Here's a letter to the editor published in the NYT today, responding to an article titled "Justice Ginsburg Backs Value of Foreign Law." The letter writer (Kate Gluckman of Cambridge, Massachusetts), not only approves of the courts' citing foreign law in constitutional interpretation, but asserts that the Ginsburg "mirrors" the intent of the Framers. The letter writer claims that resisting citing federal law, as Justice Scalia advises, "only enhances the notion of the Bush administration that as an isolationist nation, we can continue to alienate our allies and undermine the authority of international institutions."

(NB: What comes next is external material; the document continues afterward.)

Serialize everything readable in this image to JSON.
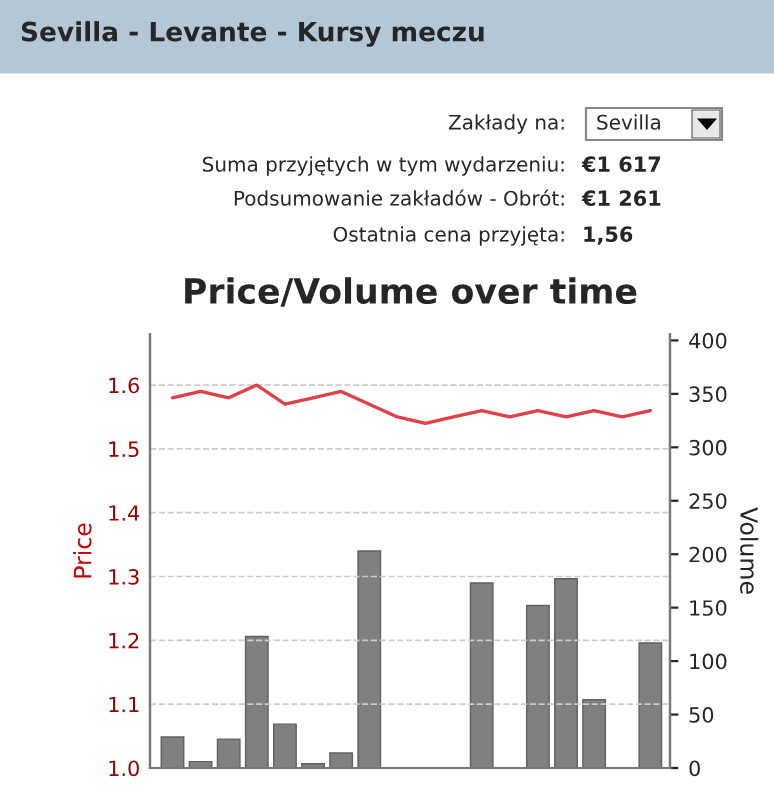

Perhaps by listening to the opinions of the "like-minded foreigners" that Justice Scalia views as a threat, we can avoid future foreign policy that has been executed on motives that now prove wrong, as the government's most authoritative analysis of the Iraqi threat was deemed to be.
A court interpreting the Constitution ought to take into account the extraneous concern about improving foreign affairs? Or is the letter writer just saying that politicians ought to take international opinion more seriously? Because that's not what Justice Scalia has been talking about. He's focused on deciding court cases. There really is a difference between court cases and government policy -- and I don't think Justice Ginsburg would say otherwise. Not everything is about Iraq.

And about that phrase "listening to the opinions of the 'like-minded foreigners'" -- it really is a conundrum! First, you decide who thinks like you, then, you listen to them. How is that done? Don't you need to listen to them to know if they think like you? If so, all you're doing is restating, in an obfuscatory way, what you already think. That has been one of Justice Scalia's basic points.